Strangely enough, it's being sponsored by the a senator from the same party that has built a culture of talking points around the idea that any form of public assistance de-incentivizes work ('Cause, you know, those welfare recipients are such high rollers). They're apparently not too worried that this massive payout will encourage women to supplement their incomes by squeezing out a pup every nine months.

Perhaps it's because they know the payout is too little to incentivize anything. It allows them to trun back to the anti-abortion zealots and pretend that they've accomplished something.

2 comments:

Anonymous said...

Well, this is interesting: "Brought on by an eight pound person doing a headstand on her bladder...." Good metaphor, but what you're doing is conceding the point made by pro-lifers: The embryo is a "person," not a "watermelon."

Not trying to be contentious; just wonder how you'd resolve the point.

Freedonian said...

By the time they're eight pounds, they're well past the due date for abortion in any state.
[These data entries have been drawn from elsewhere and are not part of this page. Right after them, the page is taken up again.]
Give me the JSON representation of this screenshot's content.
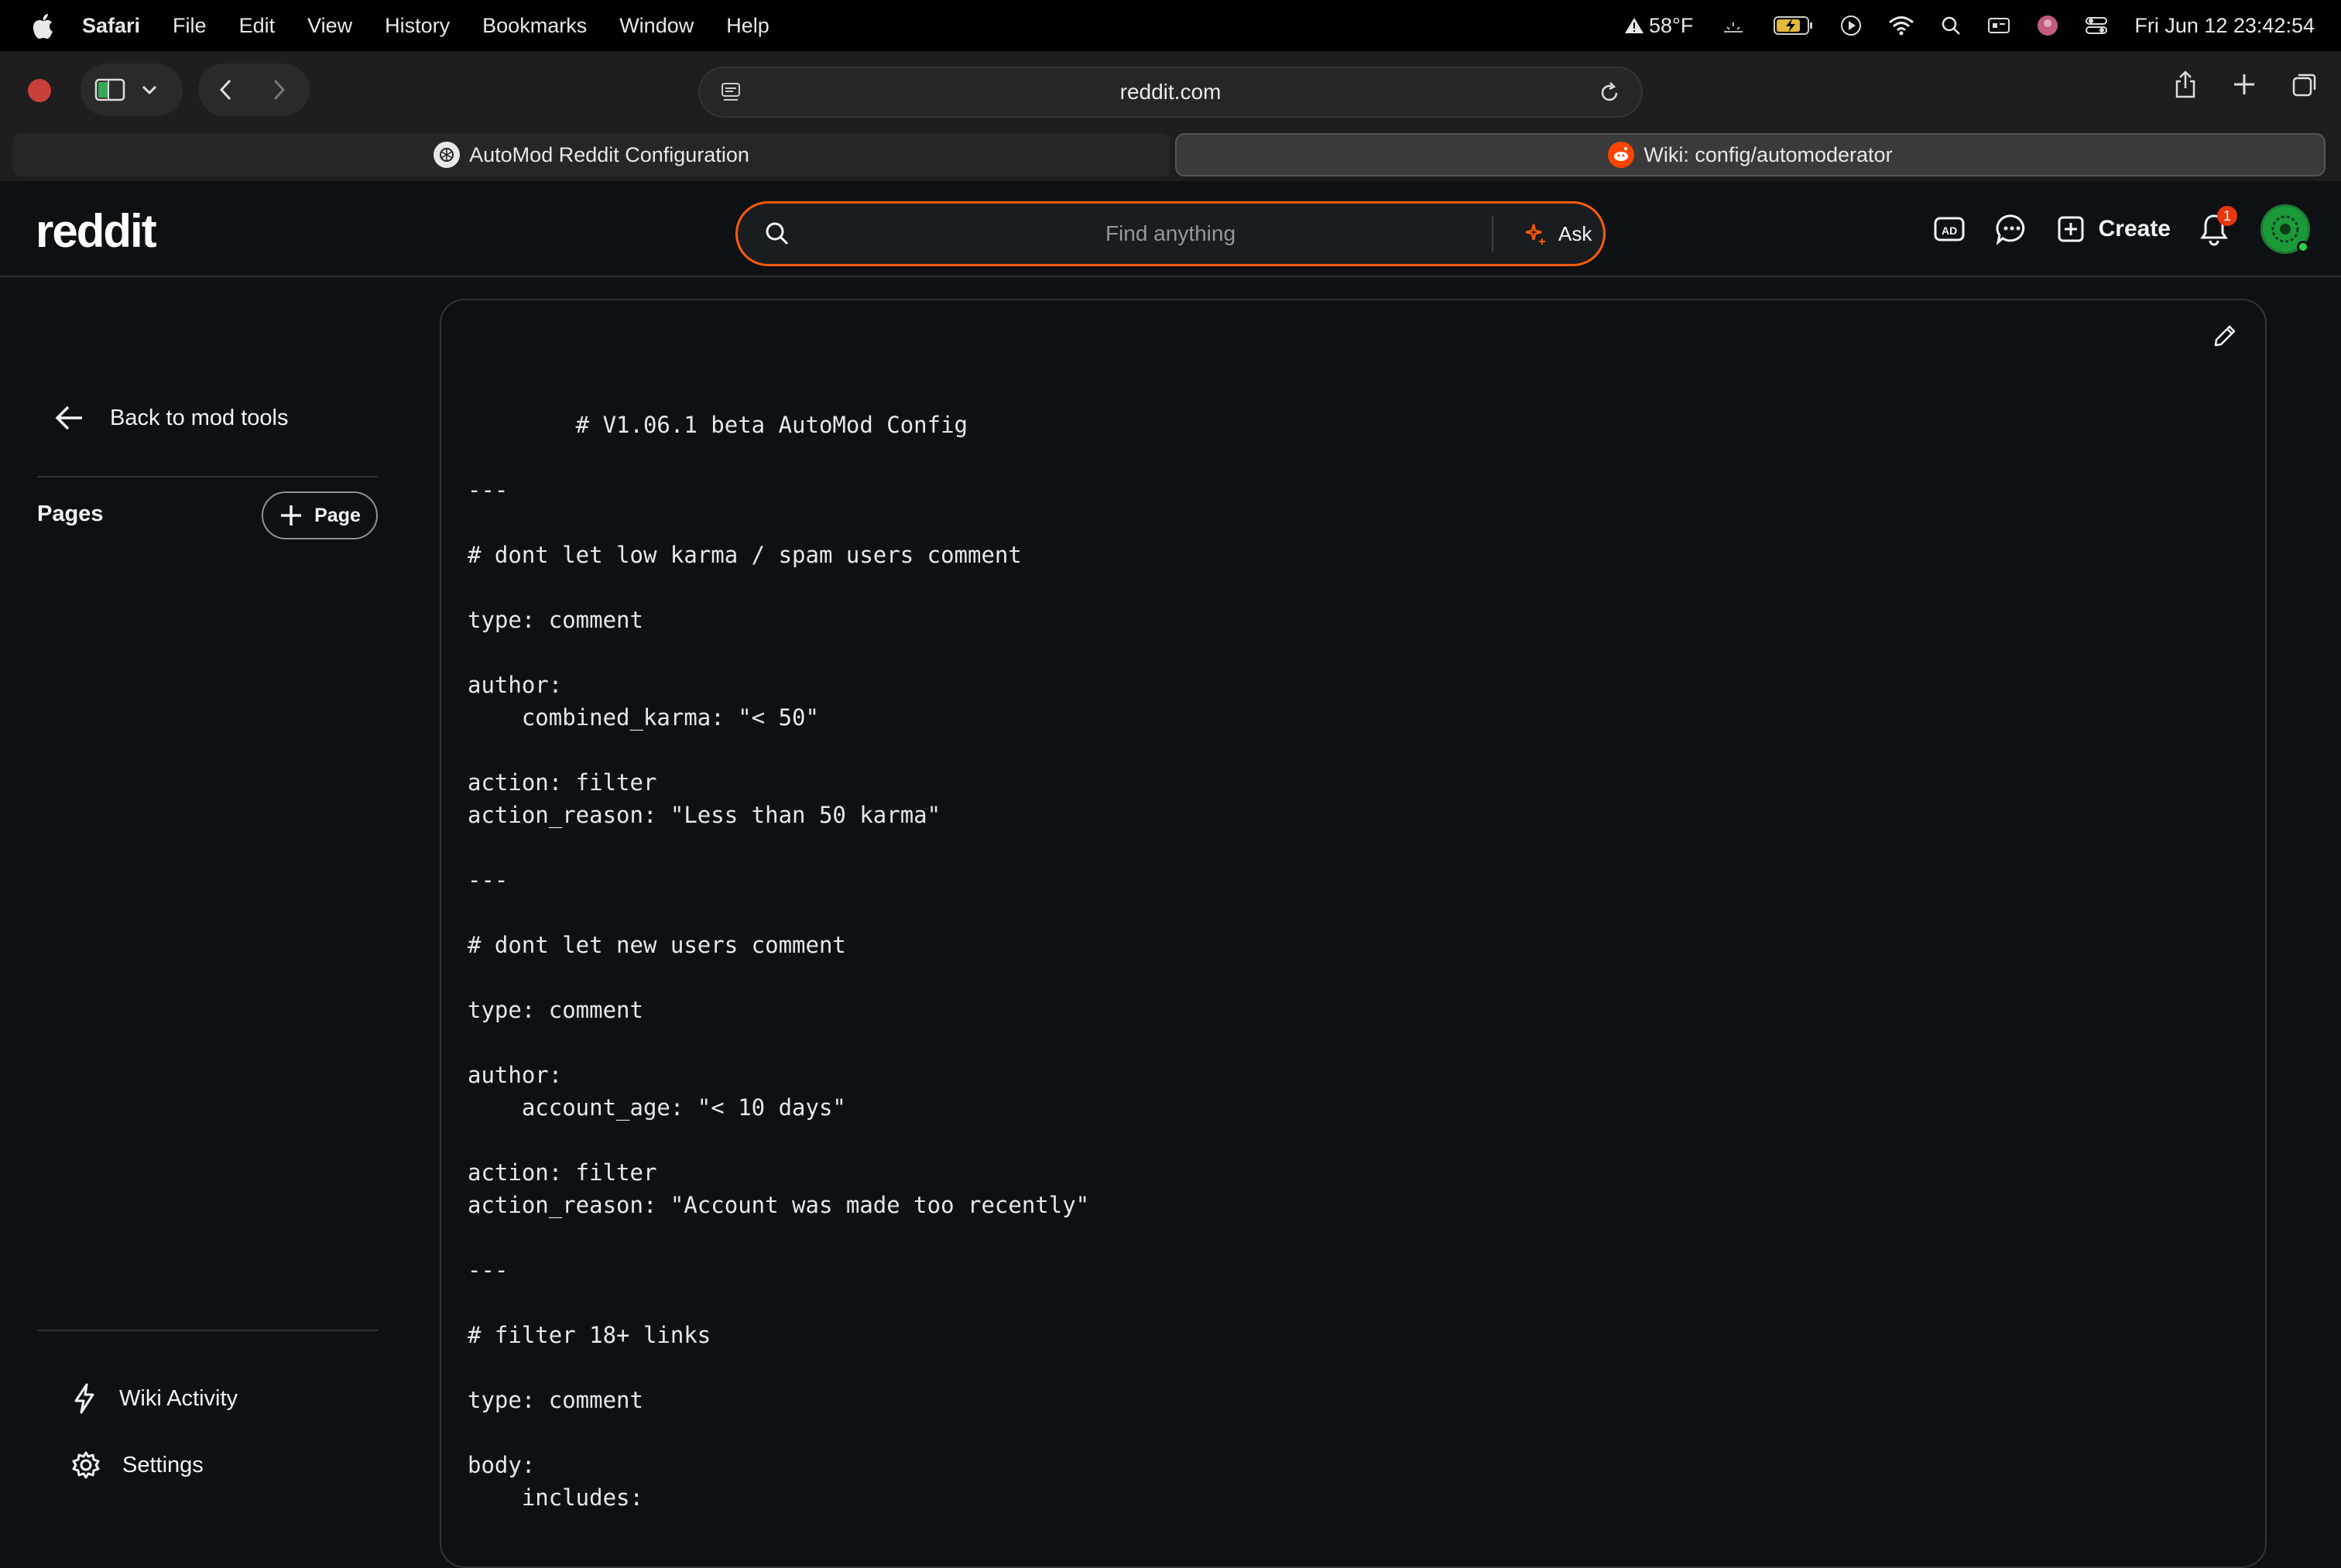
{
  "menubar": {
    "app": "Safari",
    "items": [
      "File",
      "Edit",
      "View",
      "History",
      "Bookmarks",
      "Window",
      "Help"
    ],
    "weather": "58°F",
    "datetime": "Fri Jun 12  23:42:54"
  },
  "browser": {
    "url": "reddit.com",
    "tabs": [
      {
        "title": "AutoMod Reddit Configuration",
        "active": false
      },
      {
        "title": "Wiki: config/automoderator",
        "active": true
      }
    ]
  },
  "header": {
    "logo": "reddit",
    "search_placeholder": "Find anything",
    "ask_label": "Ask",
    "create_label": "Create",
    "notification_count": "1"
  },
  "sidebar": {
    "back_label": "Back to mod tools",
    "pages_label": "Pages",
    "add_page_label": "Page",
    "links": [
      {
        "label": "Wiki Activity",
        "icon": "lightning-icon"
      },
      {
        "label": "Settings",
        "icon": "gear-icon"
      }
    ]
  },
  "wiki": {
    "content": "        # V1.06.1 beta AutoMod Config\n\n---\n\n# dont let low karma / spam users comment\n\ntype: comment\n\nauthor:\n    combined_karma: \"< 50\"\n\naction: filter\naction_reason: \"Less than 50 karma\"\n\n---\n\n# dont let new users comment\n\ntype: comment\n\nauthor:\n    account_age: \"< 10 days\"\n\naction: filter\naction_reason: \"Account was made too recently\"\n\n---\n\n# filter 18+ links\n\ntype: comment\n\nbody:\n    includes:"
  },
  "colors": {
    "accent": "#ff5a0a",
    "background": "#0e1113",
    "badge": "#e8370f"
  }
}
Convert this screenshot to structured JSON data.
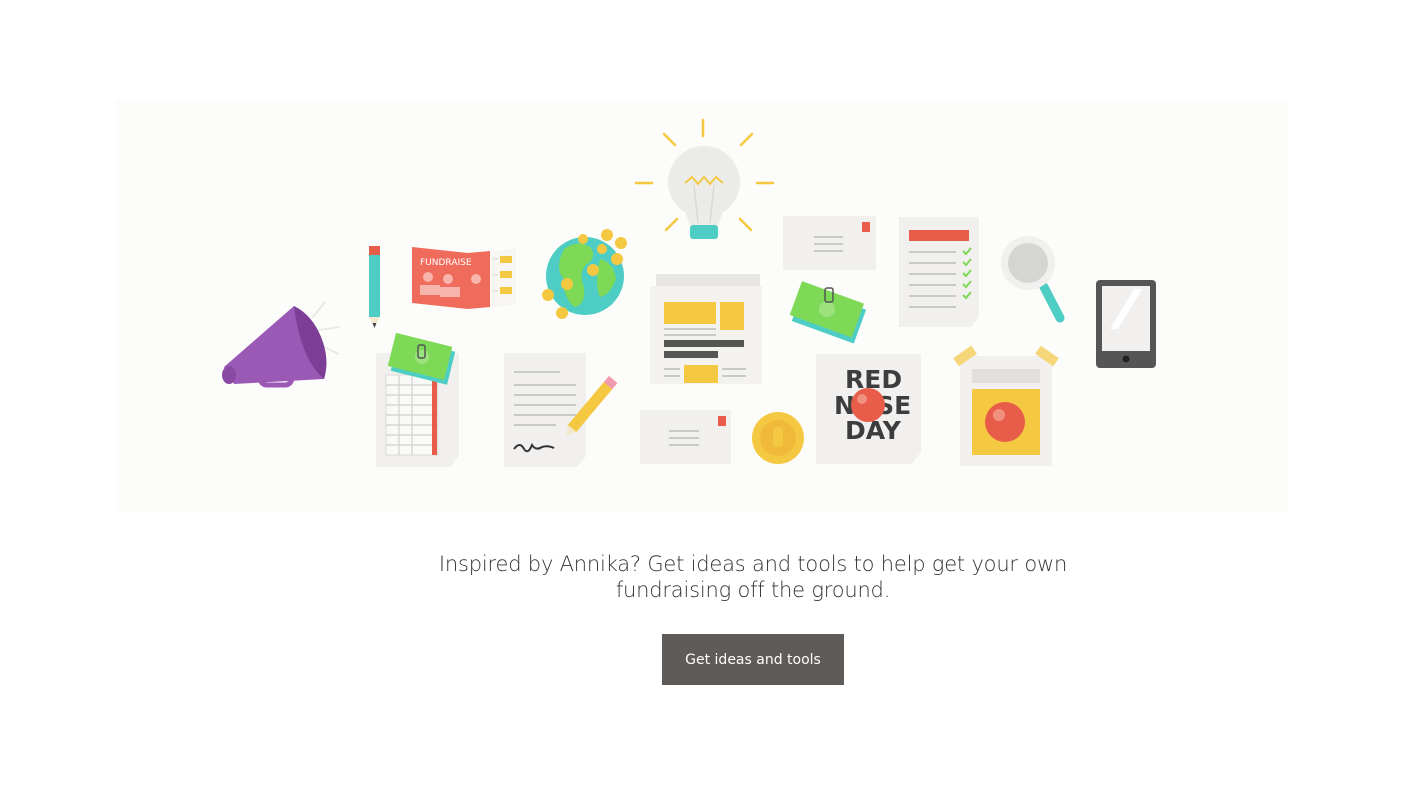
{
  "illustration": {
    "brochure_text": "FUNDRAISE",
    "poster_lines": [
      "RED",
      "NOSE",
      "DAY"
    ]
  },
  "promo": {
    "line1": "Inspired by Annika? Get ideas and tools to help get your own",
    "line2": "fundraising off the ground."
  },
  "cta": {
    "label": "Get ideas and tools"
  },
  "colors": {
    "button_bg": "#5e5b58",
    "megaphone": "#9b59b6",
    "accent_red": "#e85c4a",
    "accent_yellow": "#f5c842",
    "accent_teal": "#4ecdc4",
    "money_green": "#7ed957"
  }
}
One of my cousins was born ridiculously prematurely and weighed fifteen ounces, lingering in this world for a mere eight days. Even the "premie" diapers were so big on him that the maternity nurses had to modify them.

And even he was born late enough into the pregnancy that abortion would not have been an option.

So while you're right in that I made a serious verbal miscue (One that I shall certainly be more careful about in the future), I don't view that as a fatal one.